Gerrard Elliot J, Tichy Alexandra-Madelaine, Janovjak Harald
Monash Institute of Pharmaceutical Sciences, Monash University, Parkville, VIC, Australia.
Australian Regenerative Medicine Institute (ARMI), Faculty of Medicine, Nursing and Health Sciences, Monash University, Clayton, VIC, Australia.
Methods Mol Biol. 2025;2840:217-229. doi: 10.1007/978-1-0716-4047-0_16.
In the emerging field of optogenetics, light-sensitive G-protein coupled receptors (GPCRs) allow for the temporally precise control of canonical cell signaling pathways. Expressing, stimulating, and measuring the activity of light-sensitive GPCRs (e.g., opsins or chimeric OptoXRs) in mammalian cells is a nontrivial task as many standard assay practices are not compatible with light-sensitive molecular tools. In this chapter, we present a method for quantifying opsin activity in automated plate reader-based assays without the need for additional optical hardware (i.e., light sources). The protocol is applied to assess cAMP levels downstream of a chimeric OptoXR but can be expanded to other opsins and second messengers, such as Ca mobilization. We describe how the internal optical components in commonly available plate readers can be utilized to both activate and detect kinetic and dose-response relationships, as well as provide general guidance for optimizing assays with light-sensitive molecular tools.

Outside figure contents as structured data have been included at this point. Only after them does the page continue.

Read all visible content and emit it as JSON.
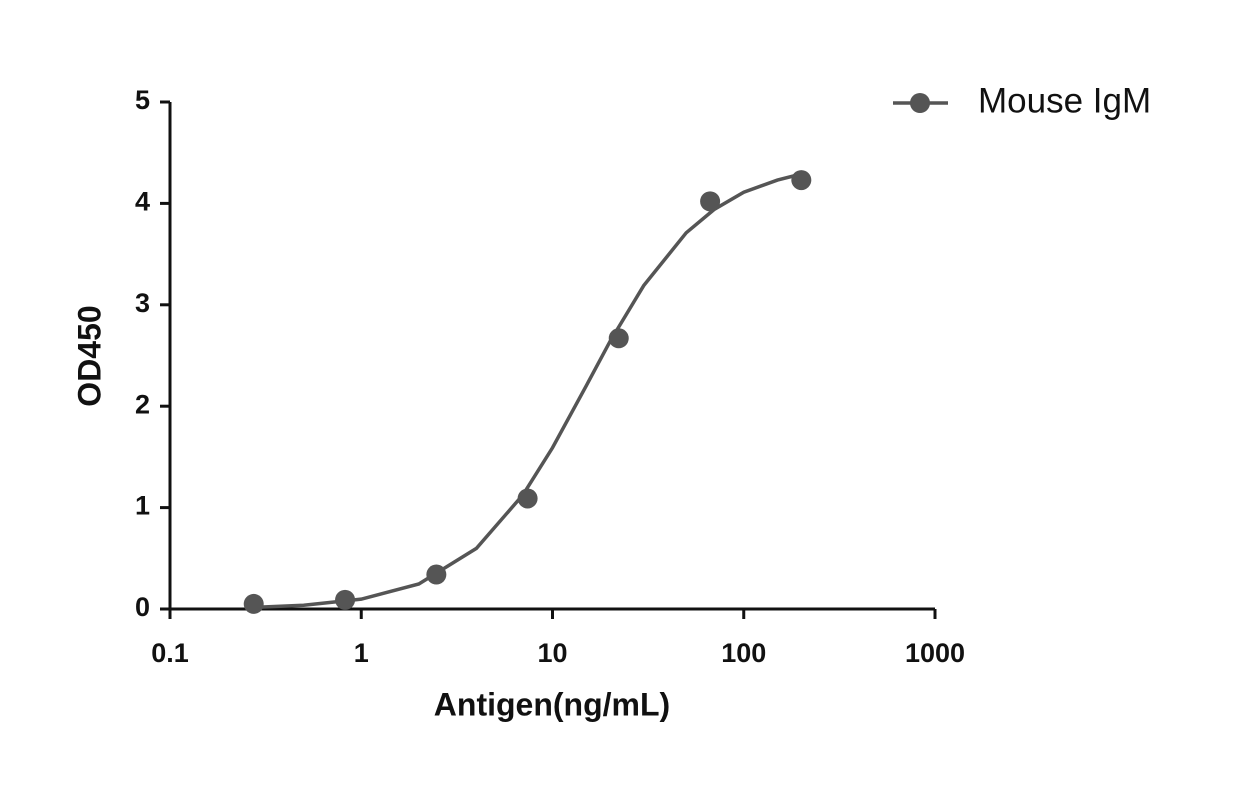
{
  "chart_data": {
    "type": "scatter",
    "x_label": "Antigen(ng/mL)",
    "y_label": "OD450",
    "x_log": true,
    "xlim": [
      0.1,
      1000
    ],
    "xticks": [
      0.1,
      1,
      10,
      100,
      1000
    ],
    "ylim": [
      0,
      5
    ],
    "yticks": [
      0,
      1,
      2,
      3,
      4,
      5
    ],
    "legend": "top-right",
    "series": [
      {
        "name": "Mouse IgM",
        "color": "#555555",
        "x": [
          0.274,
          0.823,
          2.47,
          7.41,
          22.2,
          66.7,
          200
        ],
        "values": [
          0.05,
          0.09,
          0.34,
          1.09,
          2.67,
          4.02,
          4.23
        ],
        "fit_x": [
          0.274,
          0.5,
          1,
          2,
          4,
          7,
          10,
          15,
          20,
          30,
          50,
          70,
          100,
          150,
          200
        ],
        "fit_values": [
          0.016,
          0.037,
          0.097,
          0.247,
          0.598,
          1.125,
          1.59,
          2.2,
          2.64,
          3.19,
          3.71,
          3.94,
          4.11,
          4.23,
          4.29
        ]
      }
    ]
  }
}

在新兴的光遗传学领域,光敏感的G蛋白偶联受体(GPCRs)能够对经典细胞信号通路进行时间精确控制。在哺乳动物细胞中表达、刺激和测量光敏感GPCRs(如视蛋白或嵌合OptoXRs)的活性并非易事,因为许多标准检测方法与光敏感分子工具不兼容。在本章中,我们介绍了一种在基于自动酶标仪的检测中量化视蛋白活性的方法,无需额外的光学硬件(即光源)。该方案用于评估嵌合OptoXR下游的cAMP水平,但可扩展到其他视蛋白和第二信使,如钙离子动员。我们描述了如何利用常用酶标仪中的内部光学组件来激活和检测动力学及剂量反应关系,以及为使用光敏感分子工具优化检测提供一般指导。